En 1957, il publie avec Éric Rohmer un livre sur Alfred Hitchcock.
Il participe ainsi au lancement de la Nouvelle Vague française en étant critique aux Cahiers du cinéma.

Ses premiers films

Il se marie très jeune à Agnès, une riche héritière ce qui lui permet de fonder sa société de production. Il produit, pour démarrer, un court métrage de Jacques Rivette, Le Coup du berger (1956) avec Jean-Claude Brialy et François Truffaut, dont il est aussi scénariste. Il peut réaliser ses premiers films.
Le beau Serge en 1959 avec Jean-Claude Brialy, un drame campagnard qui dénote avec ses futurs thèmes de prédilection, sera son coup d'essai en tant que réalisateur, d'emblée couronné par un succès commercial conséquent.et
Les Cousins qui sort la même année est une crépusculaire étude de mœurs dans un Paris partagé entre existentialisme et misère..
Il montre déjà son originalité et son regard à la fois féroce et plein d'humour.
L'année suivante, il est mal compris avec Les bonnes femmes où l'on trouve une vision acide des femmes. La bêtise de ces femmes pathétiques effraie le public qui se sent visé et méprisé.
Claude Chabrol divorce pour épouser en 1964 la comédienne Stéphane Audran, qui sera très souvent son interprète.

La maturité

La bêtise va devenir un des thèmes clés de l'œuvre de Chabrol qui se dit fascinée par elle : "la bêtise est infiniment plus fascinante que l'intelligence. L'intelligence, elle, a ses limites tandis que la bêtise n'en a pas. Voir un être profondément bête, c'est très enrichissant et l'on a pas à le mépriser pour autant." Les Godelureaux, l'année suivante, ne rencontre pas plus de succès. Il se lance alors dans la réalisation de films d'espionnage souvent parodiques et toujours plein d'humour, mais boudés par la critique.

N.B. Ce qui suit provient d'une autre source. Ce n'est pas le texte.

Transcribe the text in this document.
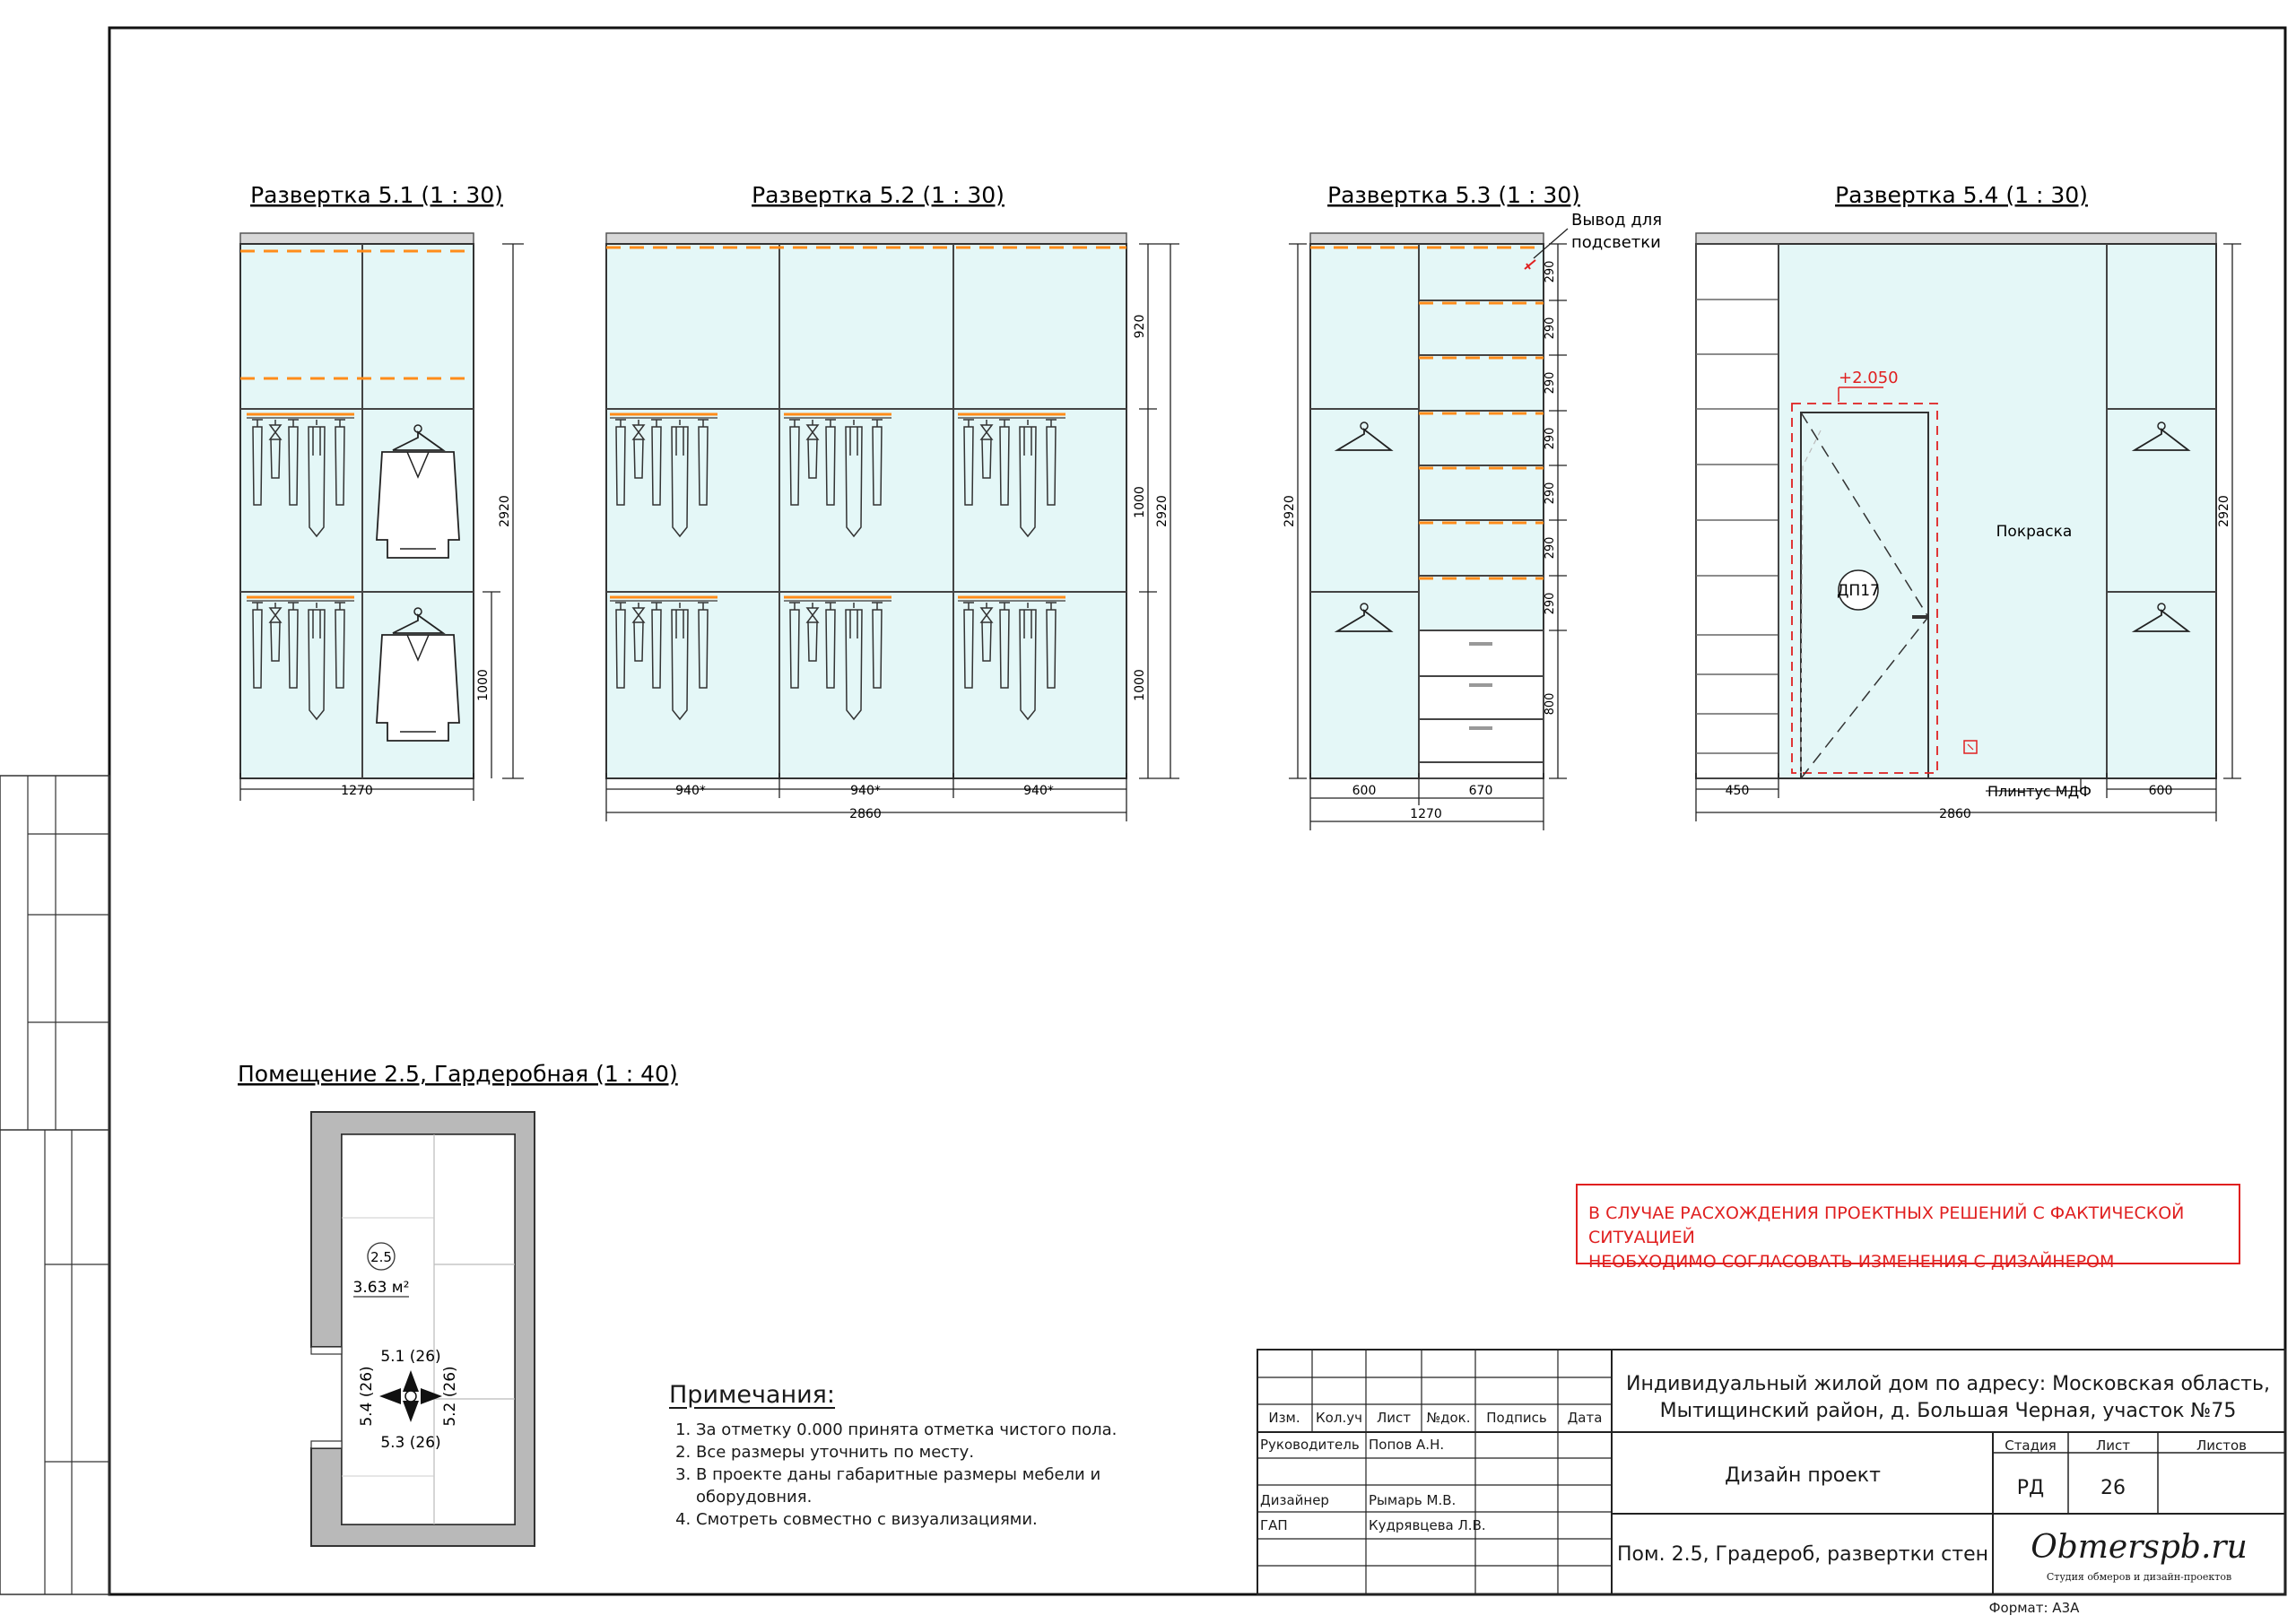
Развертка 5.1 (1 : 30)
1270
2920
1000
Развертка 5.2 (1 : 30)
940*	940*	940*
2860
920
1000
1000
2920
Развертка 5.3 (1 : 30)
Вывод для
подсветки
2920
290
290
290
290
290
290
290
800
600	670
1270
Развертка 5.4 (1 : 30)
ДП17
+2.050
Покраска
Плинтус МДФ
2920
450	600
2860
Помещение 2.5, Гардеробная (1 : 40)
2.5
3.63 м²
5.1 (26)
5.3 (26)
5.4 (26)	5.2 (26)	Изм. Кол.уч Лист №док. Подпись Дата
Руководитель Попов А.Н.
Дизайнер	Рымарь М.В.
ГАП	Кудрявцева Л.В.
Индивидуальный жилой дом по адресу: Московская область,
Мытищинский район, д. Большая Черная, участок №75
Дизайн проект
Пом. 2.5, Градероб, развертки стен
Стадия	Лист	Листов
РД	26
Obmerspb.ru
Студия обмеров и дизайн-проектов
Формат: А3А
В СЛУЧАЕ РАСХОЖДЕНИЯ ПРОЕКТНЫХ РЕШЕНИЙ С ФАКТИЧЕСКОЙ СИТУАЦИЕЙ
НЕОБХОДИМО СОГЛАСОВАТЬ ИЗМЕНЕНИЯ С ДИЗАЙНЕРОМ
Примечания:
1. За отметку 0.000 принята отметка чистого пола.
2. Все размеры уточнить по месту.
3. В проекте даны габаритные размеры мебели и оборудовния.
4. Смотреть совместно с визуализациями.
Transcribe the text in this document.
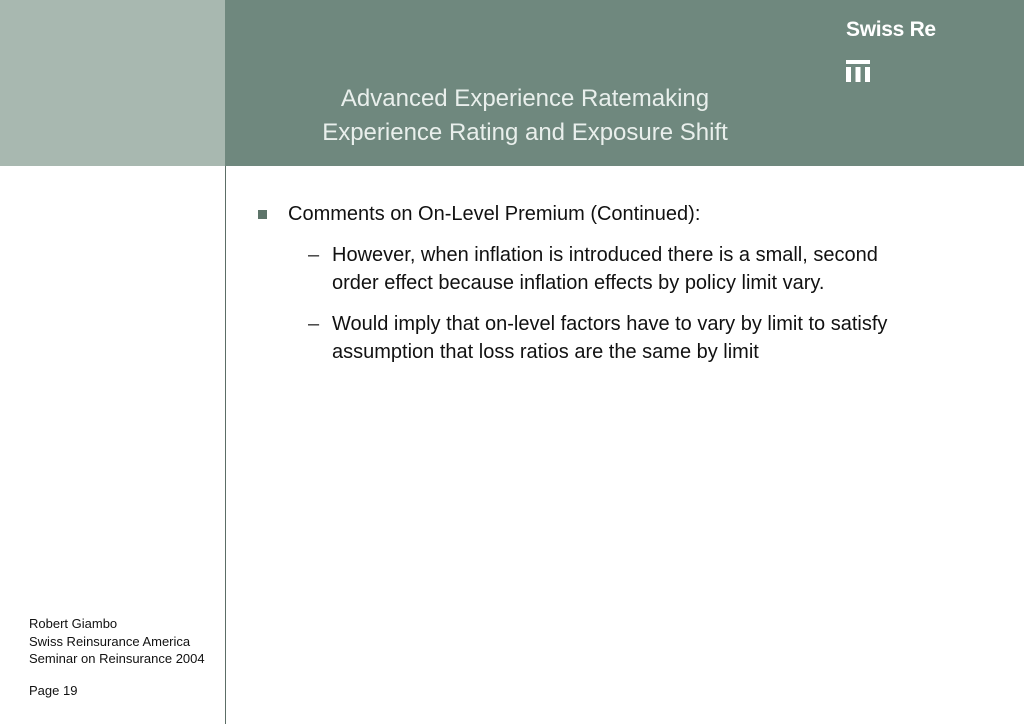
Advanced Experience Ratemaking
Experience Rating and Exposure Shift
Swiss Re
Comments on On-Level Premium (Continued):
– However, when inflation is introduced there is a small, second
order effect because inflation effects by policy limit vary.
– Would imply that on-level factors have to vary by limit to satisfy
assumption that loss ratios are the same by limit
Robert Giambo
Swiss Reinsurance America
Seminar on Reinsurance 2004
Page 19
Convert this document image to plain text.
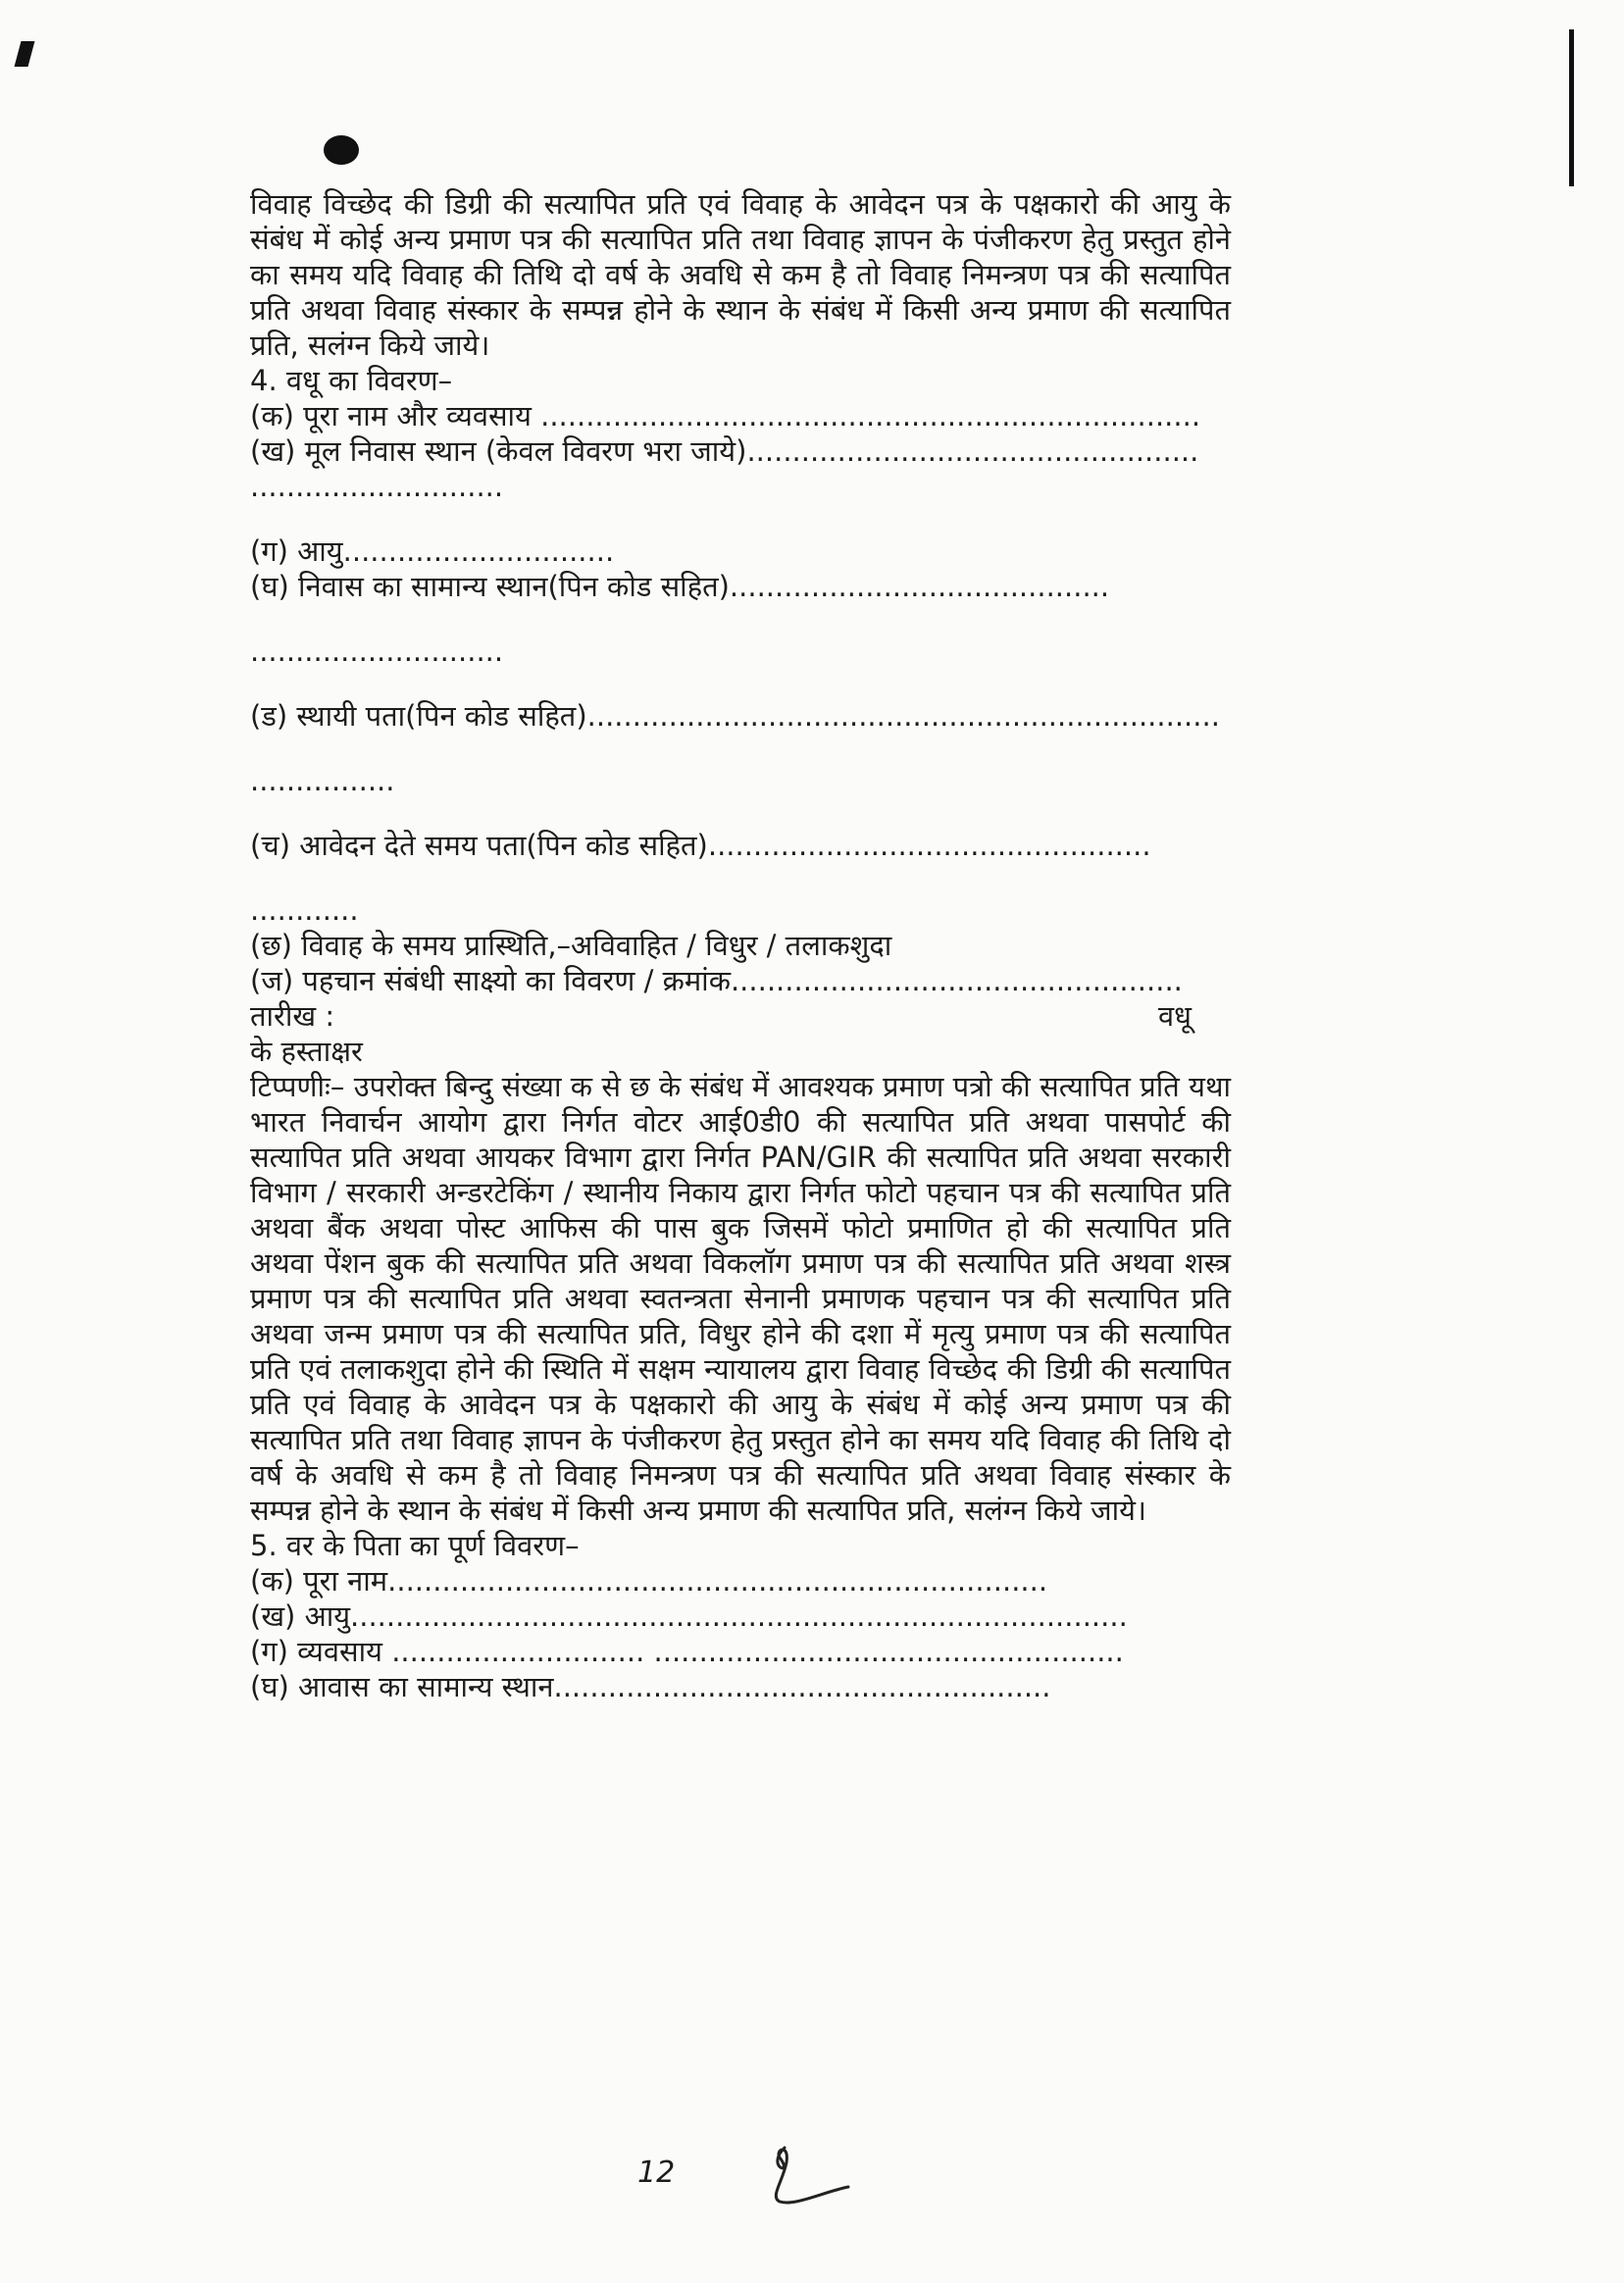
विवाह विच्छेद की डिग्री की सत्यापित प्रति एवं विवाह के आवेदन पत्र के पक्षकारो की आयु के संबंध में कोई अन्य प्रमाण पत्र की सत्यापित प्रति तथा विवाह ज्ञापन के पंजीकरण हेतु प्रस्तुत होने का समय यदि विवाह की तिथि दो वर्ष के अवधि से कम है तो विवाह निमन्त्रण पत्र की सत्यापित प्रति अथवा विवाह संस्कार के सम्पन्न होने के स्थान के संबंध में किसी अन्य प्रमाण की सत्यापित प्रति, सलंग्न किये जाये।

4. वधू का विवरण–

(क) पूरा नाम और व्यवसाय .........................................................................

(ख) मूल निवास स्थान (केवल विवरण भरा जाये)..................................................

............................

(ग) आयु..............................

(घ) निवास का सामान्य स्थान(पिन कोड सहित)..........................................

............................

(ड) स्थायी पता(पिन कोड सहित)......................................................................

................

(च) आवेदन देते समय पता(पिन कोड सहित).................................................

............

(छ) विवाह के समय प्रास्थिति,–अविवाहित / विधुर / तलाकशुदा

(ज) पहचान संबंधी साक्ष्यो का विवरण / क्रमांक..................................................

तारीख :	वधू

के हस्ताक्षर

टिप्पणीः– उपरोक्त बिन्दु संख्या क से छ के संबंध में आवश्यक प्रमाण पत्रो की सत्यापित प्रति यथा भारत निवार्चन आयोग द्वारा निर्गत वोटर आई0डी0 की सत्यापित प्रति अथवा पासपोर्ट की सत्यापित प्रति अथवा आयकर विभाग द्वारा निर्गत PAN/GIR की सत्यापित प्रति अथवा सरकारी विभाग / सरकारी अन्डरटेकिंग / स्थानीय निकाय द्वारा निर्गत फोटो पहचान पत्र की सत्यापित प्रति अथवा बैंक अथवा पोस्ट आफिस की पास बुक जिसमें फोटो प्रमाणित हो की सत्यापित प्रति अथवा पेंशन बुक की सत्यापित प्रति अथवा विकलॉग प्रमाण पत्र की सत्यापित प्रति अथवा शस्त्र प्रमाण पत्र की सत्यापित प्रति अथवा स्वतन्त्रता सेनानी प्रमाणक पहचान पत्र की सत्यापित प्रति अथवा जन्म प्रमाण पत्र की सत्यापित प्रति, विधुर होने की दशा में मृत्यु प्रमाण पत्र की सत्यापित प्रति एवं तलाकशुदा होने की स्थिति में सक्षम न्यायालय द्वारा विवाह विच्छेद की डिग्री की सत्यापित प्रति एवं विवाह के आवेदन पत्र के पक्षकारो की आयु के संबंध में कोई अन्य प्रमाण पत्र की सत्यापित प्रति तथा विवाह ज्ञापन के पंजीकरण हेतु प्रस्तुत होने का समय यदि विवाह की तिथि दो वर्ष के अवधि से कम है तो विवाह निमन्त्रण पत्र की सत्यापित प्रति अथवा विवाह संस्कार के सम्पन्न होने के स्थान के संबंध में किसी अन्य प्रमाण की सत्यापित प्रति, सलंग्न किये जाये।

5. वर के पिता का पूर्ण विवरण–

(क) पूरा नाम.........................................................................

(ख) आयु......................................................................................

(ग) व्यवसाय ............................ ....................................................

(घ) आवास का सामान्य स्थान.......................................................

12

Il renoue avec le succès à partir de 1968 avec une série de films : Les Biches, La femme infidèle (1969), Que la bête meure (1969), Le boucher (1970). Claude Chabrol aime s'entourer de ses acteurs fétiches et on y retrouve Michel Bouquet, Jean Yanne et toujours et encore sa femme, Stephane Audran.
Il poursuit son analyse décapante des mœurs de la petite bourgeoisie avec Docteur Popaul (1972) ou Violette Nozière (1978) où apparaît la jeune Isabelle Huppert qui deviendra l'égérie du cinéma de Claude Chabrol dans les années 80-90.
En 1982, il adapte un roman de Simenon, Les fantômes du chapelier, véritable tableau des mœurs d'une petite ville de province. Le film est empreint d'une violence inquiètante, retenue et intériorisée que l'on retrouvera dans Masques en 1987.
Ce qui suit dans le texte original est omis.